There are two sources of difficulty that the young man we are discussing would have, I think, when he studies science. The first is that he learns to doubt, that it is necessary to doubt, that it is valuable to doubt. So he begins to question everything. The question that might have been before "Is there a God or isn't there a God" changes to the question "How sure am I that there is a God?" He now has a new and subtle question that is different than it was before....

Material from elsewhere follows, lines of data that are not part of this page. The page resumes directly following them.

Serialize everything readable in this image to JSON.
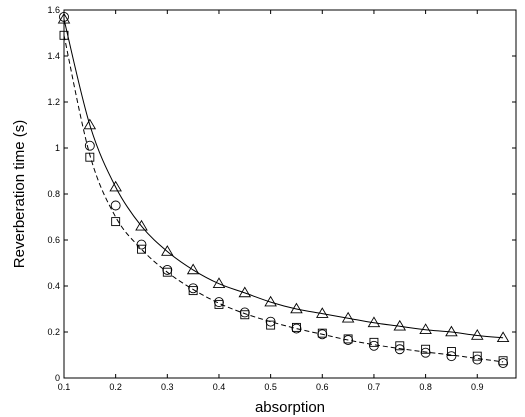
{
  "chart_data": {
    "type": "line",
    "title": "",
    "xlabel": "absorption",
    "ylabel": "Reverberation time (s)",
    "xlim": [
      0.1,
      0.975
    ],
    "ylim": [
      0,
      1.6
    ],
    "xticks": [
      "0.1",
      "0.2",
      "0.3",
      "0.4",
      "0.5",
      "0.6",
      "0.7",
      "0.8",
      "0.9"
    ],
    "xtick_values": [
      0.1,
      0.2,
      0.3,
      0.4,
      0.5,
      0.6,
      0.7,
      0.8,
      0.9
    ],
    "yticks": [
      "0",
      "0.2",
      "0.4",
      "0.6",
      "0.8",
      "1",
      "1.2",
      "1.4",
      "1.6"
    ],
    "ytick_values": [
      0,
      0.2,
      0.4,
      0.6,
      0.8,
      1.0,
      1.2,
      1.4,
      1.6
    ],
    "grid": false,
    "legend": "none",
    "colors": {
      "ink": "#000000",
      "background": "#ffffff"
    },
    "x": [
      0.1,
      0.15,
      0.2,
      0.25,
      0.3,
      0.35,
      0.4,
      0.45,
      0.5,
      0.55,
      0.6,
      0.65,
      0.7,
      0.75,
      0.8,
      0.85,
      0.9,
      0.95
    ],
    "series": [
      {
        "marker": "triangle",
        "values": [
          1.56,
          1.1,
          0.83,
          0.66,
          0.55,
          0.47,
          0.41,
          0.37,
          0.33,
          0.3,
          0.28,
          0.26,
          0.24,
          0.225,
          0.21,
          0.2,
          0.185,
          0.175
        ]
      },
      {
        "marker": "circle",
        "values": [
          1.57,
          1.01,
          0.75,
          0.58,
          0.47,
          0.39,
          0.33,
          0.285,
          0.245,
          0.215,
          0.19,
          0.165,
          0.14,
          0.125,
          0.11,
          0.095,
          0.08,
          0.065
        ]
      },
      {
        "marker": "square",
        "values": [
          1.49,
          0.96,
          0.68,
          0.56,
          0.46,
          0.38,
          0.32,
          0.275,
          0.23,
          0.22,
          0.195,
          0.17,
          0.155,
          0.14,
          0.125,
          0.115,
          0.095,
          0.075
        ]
      }
    ],
    "lines": [
      {
        "style": "solid",
        "x": [
          0.1,
          0.15,
          0.2,
          0.25,
          0.3,
          0.35,
          0.4,
          0.45,
          0.5,
          0.55,
          0.6,
          0.65,
          0.7,
          0.75,
          0.8,
          0.85,
          0.9,
          0.95
        ],
        "values": [
          1.56,
          1.1,
          0.83,
          0.66,
          0.55,
          0.47,
          0.41,
          0.37,
          0.33,
          0.3,
          0.28,
          0.26,
          0.24,
          0.225,
          0.21,
          0.2,
          0.185,
          0.175
        ]
      },
      {
        "style": "dashed",
        "x": [
          0.1,
          0.15,
          0.2,
          0.25,
          0.3,
          0.35,
          0.4,
          0.45,
          0.5,
          0.55,
          0.6,
          0.65,
          0.7,
          0.75,
          0.8,
          0.85,
          0.9,
          0.95
        ],
        "values": [
          1.49,
          0.97,
          0.7,
          0.56,
          0.46,
          0.385,
          0.325,
          0.28,
          0.245,
          0.215,
          0.19,
          0.165,
          0.145,
          0.128,
          0.113,
          0.1,
          0.085,
          0.07
        ]
      }
    ]
  }
}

Now the second source of difficulty that the student has when he studies science, and which is, in a measure, a kind of conflict between science and religion, because it is a human difficulty that happens when you are educated two ways. Although we may argue theologically and on a high-class philosophical level that there is no conflict, it is still true that the young man who comes from a religious family gets into some kind of argument with himself and his friends when he studies science, so there is some kind of a conflict.
Well, the second origin of a type of conflict is associated with the facts, or, more carefully, the partial facts that he learns in the science. For example, he learns about the size of the universe.... And again, he learns about the close biological relationship of man to the animals and of one form of life to another and that man is just a latecomer in a long and vast, evolving drama. Can the rest be just a scaffolding for His creation? And yet again there are the atoms, of which all appears to be constructed following immutable laws. Nothing can escape it....
When this objective view is finally obtained, and the mystery and majesty of matter are finally appreciated, to then turn the objective eye back on man viewed as matter, to view life as part of this universal mystery of greatest depth, is to sense an experience which is very rare, and very exciting. It usually ends in laughter and a delight in the futility of trying to understand what this atom in the universe is, this thing---atoms with curiosity---that looks at itself and wonders why it wonders. Well, these scientific views end with awe and mystery, lost at the edge in uncertainty, but they appear to be so deep and impressive that the theory that it is all arranged as a stage for God to watch man's struggle for good and evil seems inadequate....
I am not trying to disprove the existence of God. I am only trying to give you some understanding of the origin of the difficulties that people have who are educated from two different points of view. It is not possible to disprove the existence of God, so far as I know. But it is true that it is difficult to take two different points of view that come from different directions.
That is the reason for this blog: to look at things from two different points of view simultaneously, in an undivided way. I'd like to explain the wonder and facts of physics (my science) in an accessible way. I'll also try to construct the clearest arguments from science against my religion that I possibly can (I don't think that atheists have done a terribly good job of this), and then have fun shooting them down. You are welcome to help me with your comments, at any of these tasks.